No hay fuente partida en ese amplificador: Únicamente tenés +V y tierra, -V no existe.

A In va la entrada de audio de cada canal y los condensadores que están en la entrada se ponen precisamente para que no entre continua. Podés usar unos electrolíticos no polarizados (de esa capacidad y poco voltaje no son caros) si te preocupa ese asunto de la polaridad ahí.

Otro detalle importante es que en la red de salida tenés un condensador de 100nf y una resistencia de 1kΩ. Eso está mal. La R es de 1Ω según el datasheet, y podés usar hasta de 10Ω sin problemas.

Saludos


----------



## Limbo (Ago 14, 2009)

Entonces "Ground" seria la tierra fisica, es decir, ¿el cuerpo metalico del amplificador?

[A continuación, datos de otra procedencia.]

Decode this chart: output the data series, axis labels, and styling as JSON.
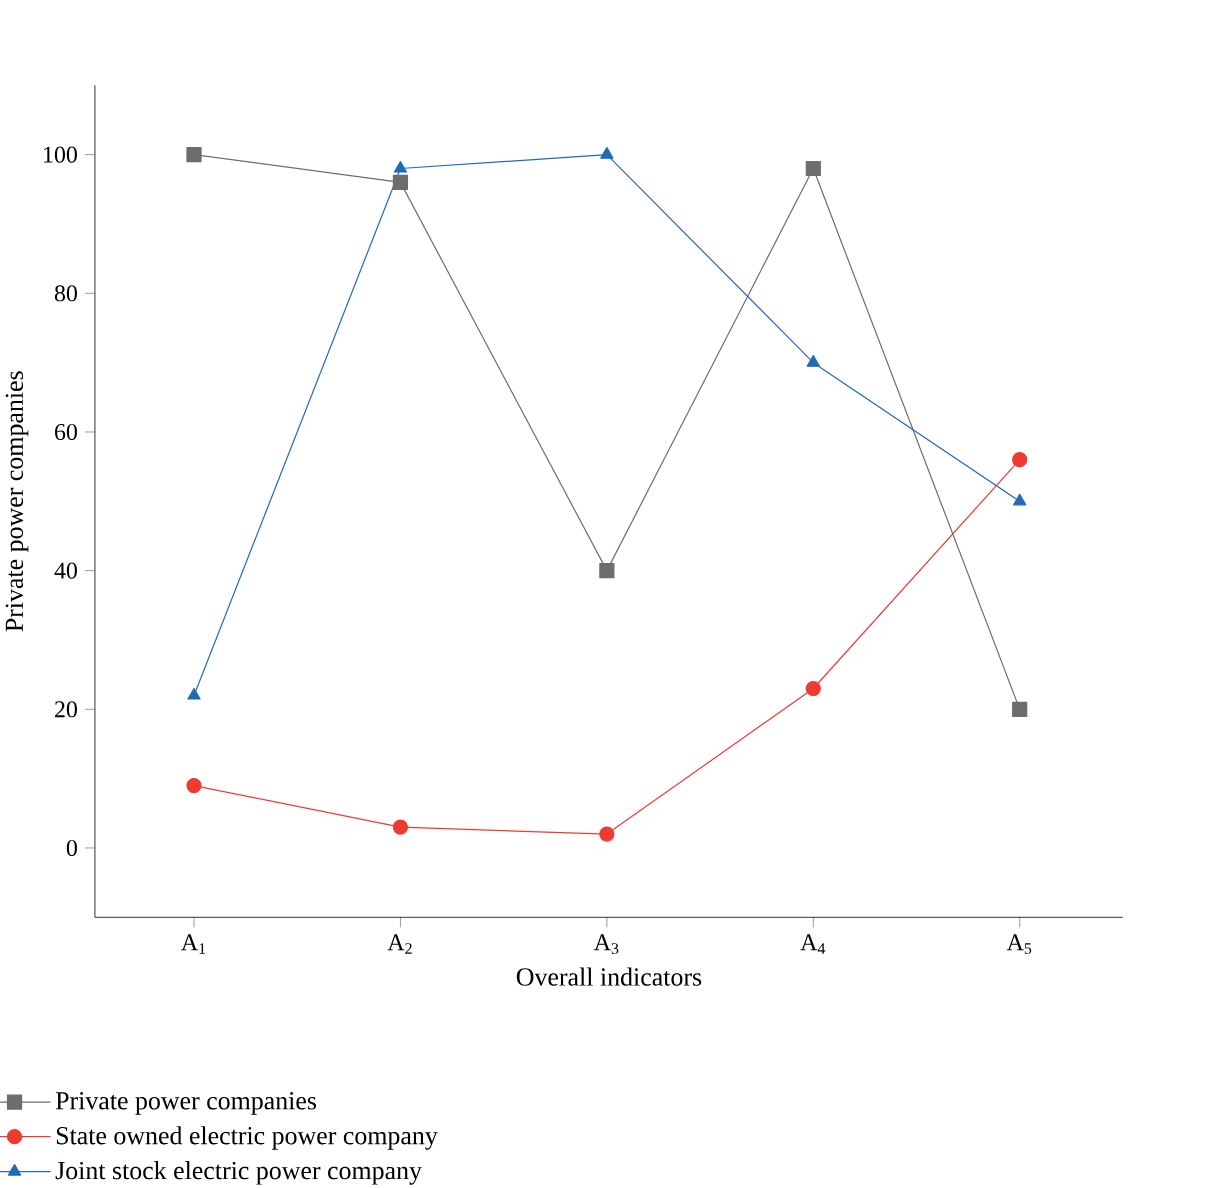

No entiendo una cosa, ¿la señal de audio que entra por "In" no tiene polaridad?

Gracias a todos por la información.
Un saludo!


----------



## Cacho (Ago 14, 2009)

limbo dijo:
			
		

> Entonces "Ground" seria la tierra fisica, es decir, ¿el cuerpo metalico del amplificador?


Sí señor...



			
				limbo dijo:
			
		

> No entiendo una cosa, ¿la señal de audio que entra por "In" no tiene polaridad?

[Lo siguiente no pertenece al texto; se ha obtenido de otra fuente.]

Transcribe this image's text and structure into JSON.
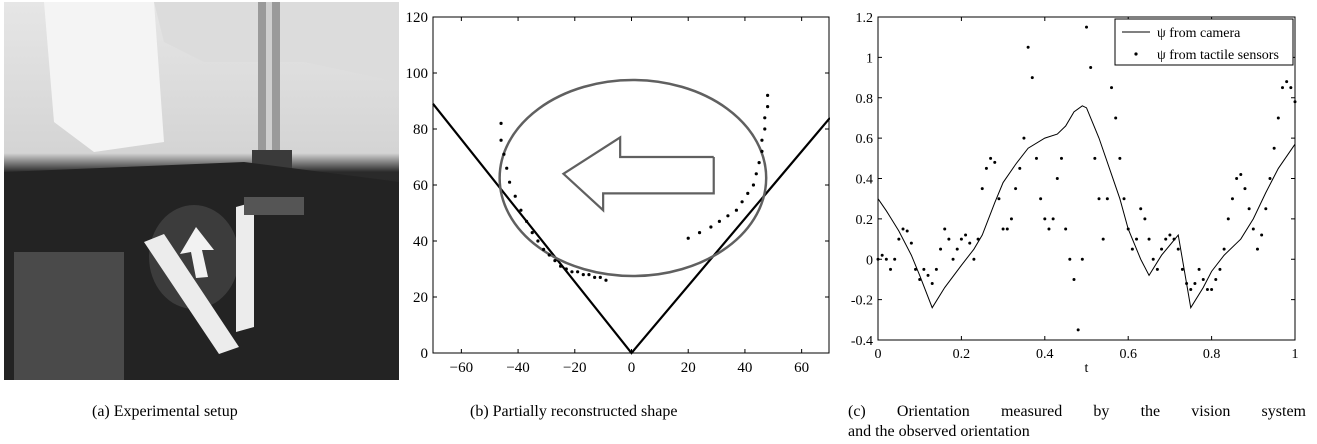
{
  "figure": {
    "captions": {
      "a": "(a) Experimental setup",
      "b": "(b) Partially reconstructed shape",
      "c1": "(c) Orientation measured by the vision system",
      "c2": "and the observed orientation"
    }
  },
  "chart_data": [
    {
      "type": "scatter",
      "xlim": [
        -70,
        70
      ],
      "ylim": [
        0,
        120
      ],
      "xticks": [
        -60,
        -40,
        -20,
        0,
        20,
        40,
        60
      ],
      "yticks": [
        0,
        20,
        40,
        60,
        80,
        100,
        120
      ],
      "grid": false,
      "wedge_lines": [
        {
          "x": [
            -70,
            0,
            70
          ],
          "y": [
            89,
            0,
            84
          ]
        }
      ],
      "ellipse": {
        "cx": 0.5,
        "cy": 62.5,
        "rx": 47,
        "ry": 35
      },
      "arrow_outline": {
        "x": [
          29,
          -4,
          -4,
          -24,
          -10,
          -10,
          29,
          29
        ],
        "y": [
          70,
          70,
          77,
          64,
          51,
          57,
          57,
          70
        ]
      },
      "tactile_points_left": {
        "x": [
          -46,
          -46,
          -45,
          -44,
          -43,
          -41,
          -39,
          -37,
          -35,
          -33,
          -31,
          -29,
          -27,
          -25,
          -23,
          -21,
          -19,
          -17,
          -15,
          -13,
          -11,
          -9
        ],
        "y": [
          82,
          76,
          71,
          66,
          61,
          56,
          51,
          47,
          43,
          40,
          37,
          35,
          33,
          31,
          30,
          29,
          29,
          28,
          28,
          27,
          27,
          26
        ]
      },
      "tactile_points_right": {
        "x": [
          20,
          24,
          28,
          31,
          34,
          37,
          39,
          41,
          43,
          44,
          45,
          46,
          46,
          47,
          47,
          48,
          48
        ],
        "y": [
          41,
          43,
          45,
          47,
          49,
          51,
          54,
          57,
          60,
          64,
          68,
          72,
          76,
          80,
          84,
          88,
          92
        ]
      }
    },
    {
      "type": "line",
      "xlabel": "t",
      "xlim": [
        0,
        1
      ],
      "ylim": [
        -0.4,
        1.2
      ],
      "xticks": [
        "0",
        "0.2",
        "0.4",
        "0.6",
        "0.8",
        "1"
      ],
      "yticks": [
        "-0.4",
        "-0.2",
        "0",
        "0.2",
        "0.4",
        "0.6",
        "0.8",
        "1",
        "1.2"
      ],
      "legend": "top-right",
      "series": [
        {
          "name": "ψ from camera",
          "style": "line",
          "x": [
            0,
            0.02,
            0.05,
            0.08,
            0.1,
            0.13,
            0.16,
            0.2,
            0.23,
            0.25,
            0.28,
            0.3,
            0.33,
            0.36,
            0.4,
            0.43,
            0.45,
            0.47,
            0.49,
            0.5,
            0.53,
            0.56,
            0.58,
            0.6,
            0.63,
            0.65,
            0.68,
            0.72,
            0.75,
            0.78,
            0.8,
            0.83,
            0.87,
            0.9,
            0.93,
            0.96,
            1.0
          ],
          "y": [
            0.3,
            0.24,
            0.14,
            0.02,
            -0.08,
            -0.24,
            -0.14,
            -0.03,
            0.05,
            0.12,
            0.28,
            0.38,
            0.47,
            0.55,
            0.6,
            0.62,
            0.66,
            0.73,
            0.76,
            0.75,
            0.6,
            0.42,
            0.3,
            0.15,
            0.0,
            -0.08,
            0.02,
            0.12,
            -0.24,
            -0.14,
            -0.06,
            0.02,
            0.1,
            0.2,
            0.33,
            0.45,
            0.57
          ]
        },
        {
          "name": "ψ from tactile sensors",
          "style": "dots",
          "x": [
            0,
            0.01,
            0.02,
            0.03,
            0.04,
            0.05,
            0.06,
            0.07,
            0.08,
            0.09,
            0.1,
            0.11,
            0.12,
            0.13,
            0.14,
            0.15,
            0.16,
            0.17,
            0.18,
            0.19,
            0.2,
            0.21,
            0.22,
            0.23,
            0.24,
            0.25,
            0.26,
            0.27,
            0.28,
            0.29,
            0.3,
            0.31,
            0.32,
            0.33,
            0.34,
            0.35,
            0.36,
            0.37,
            0.38,
            0.39,
            0.4,
            0.41,
            0.42,
            0.43,
            0.44,
            0.45,
            0.46,
            0.47,
            0.48,
            0.49,
            0.5,
            0.51,
            0.52,
            0.53,
            0.54,
            0.55,
            0.56,
            0.57,
            0.58,
            0.59,
            0.6,
            0.61,
            0.62,
            0.63,
            0.64,
            0.65,
            0.66,
            0.67,
            0.68,
            0.69,
            0.7,
            0.71,
            0.72,
            0.73,
            0.74,
            0.75,
            0.76,
            0.77,
            0.78,
            0.79,
            0.8,
            0.81,
            0.82,
            0.83,
            0.84,
            0.85,
            0.86,
            0.87,
            0.88,
            0.89,
            0.9,
            0.91,
            0.92,
            0.93,
            0.94,
            0.95,
            0.96,
            0.97,
            0.98,
            0.99,
            1.0
          ],
          "y": [
            0.0,
            0.02,
            0.0,
            -0.05,
            0.0,
            0.1,
            0.15,
            0.14,
            0.08,
            -0.05,
            -0.1,
            -0.05,
            -0.08,
            -0.12,
            -0.05,
            0.05,
            0.15,
            0.1,
            0.0,
            0.05,
            0.1,
            0.12,
            0.08,
            0.0,
            0.1,
            0.35,
            0.45,
            0.5,
            0.48,
            0.3,
            0.15,
            0.15,
            0.2,
            0.35,
            0.45,
            0.6,
            1.05,
            0.9,
            0.5,
            0.3,
            0.2,
            0.15,
            0.2,
            0.4,
            0.5,
            0.15,
            0.0,
            -0.1,
            -0.35,
            0.0,
            1.15,
            0.95,
            0.5,
            0.3,
            0.1,
            0.3,
            0.85,
            0.7,
            0.5,
            0.3,
            0.15,
            0.05,
            0.1,
            0.25,
            0.2,
            0.1,
            0.0,
            -0.05,
            0.05,
            0.1,
            0.12,
            0.1,
            0.05,
            -0.05,
            -0.12,
            -0.15,
            -0.12,
            -0.05,
            -0.1,
            -0.15,
            -0.15,
            -0.1,
            -0.05,
            0.05,
            0.2,
            0.3,
            0.4,
            0.42,
            0.35,
            0.25,
            0.15,
            0.05,
            0.12,
            0.25,
            0.4,
            0.55,
            0.7,
            0.85,
            0.88,
            0.85,
            0.78
          ]
        }
      ]
    }
  ]
}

La señal de entrada es alterna. Obviamente tiene polaridad, pero se invierte, como buena alterna que es.

Saudos


----------



## Limbo (Ago 15, 2009)

> No hay fuente partida en ese amplificador: Únicamente tenés +V y tierra, -V no existe.


Resumiendo, la señal de audio es alterna y el condensador en la entrada filtra para que solo deje pasar voltaje positivo, ¿es asi? ¿Y la tierra fisica esta para evitar ruidos?

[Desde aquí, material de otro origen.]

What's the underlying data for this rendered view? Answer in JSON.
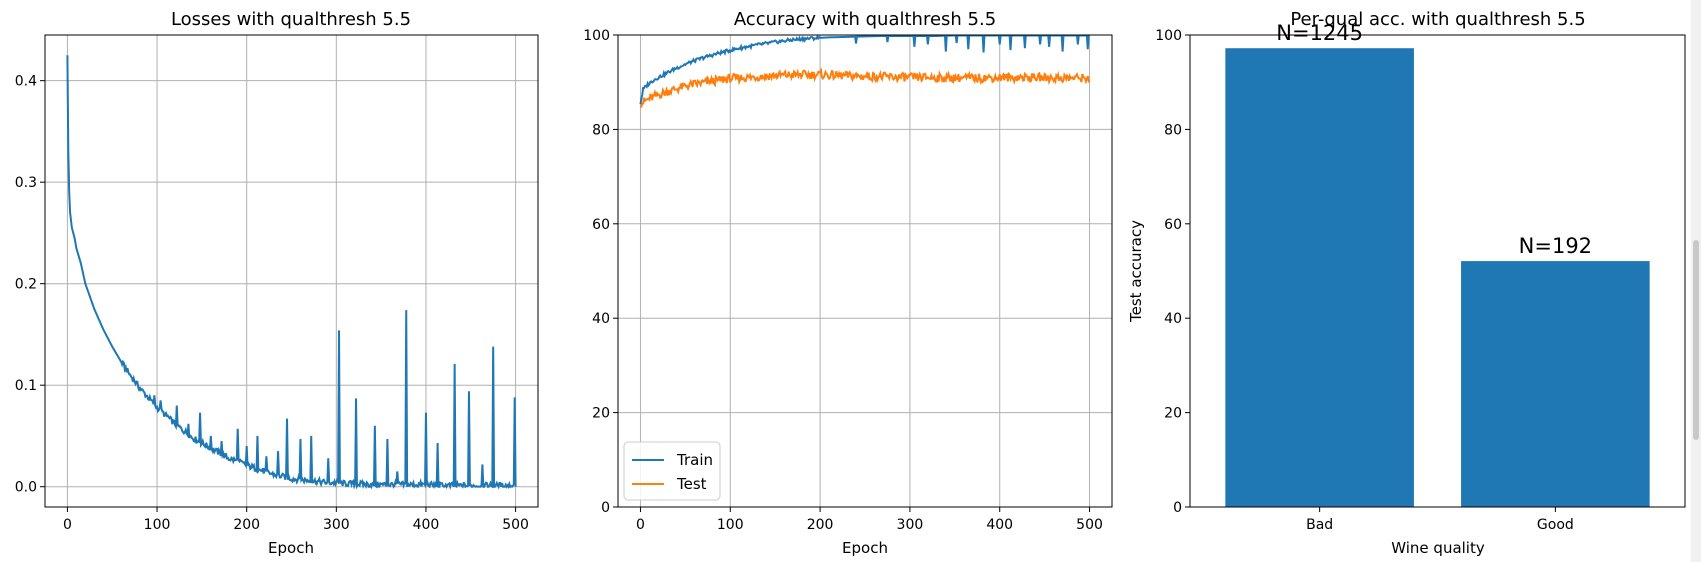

Entonces, ¿este circuito se alimenta ya con la alimentacion del circuito que genera el audio?

Muchas gracias.
Un saludo.


----------



## Cacho (Ago 15, 2009)

limbo dijo:
			
		

> Resumiendo, la señal de audio es alterna y el condensador en la entrada filtra para que solo deje pasar voltaje positivo, ¿es asi? ¿Y la tierra fisica esta para evitar ruidos?


Nop...
La señal de audio es alterna, hasta ahí vamos de acuerdo. Lo que hace ese condensador a la entrada es bloquear el paso de cualquier voltaje de continua que pudiera haber a la salida de la fuente de señal (para que no entre al amplificador) y bloquear la continua que hay en el pin de entrada del integrado.
¿Continua en la entrada? Claro como este bichito se alimenta con un voltaje simple, adentro lo que hace es dividirlo en dos y pone la mitad de ese voltaje a la entrada. _Groso modo_, por el condensador pasa la alterna (positiva o negativa) como si éste no existiera, y la continua no puede atravesarlo. Con esto, la señal entra al circuito y se suma a la continua que hay en el pin de entrada. Se amplifica todo y a la salida hay otro condensador que bloquea la continua y sólo dja pasar la alterna (sonido) hacia el parlante.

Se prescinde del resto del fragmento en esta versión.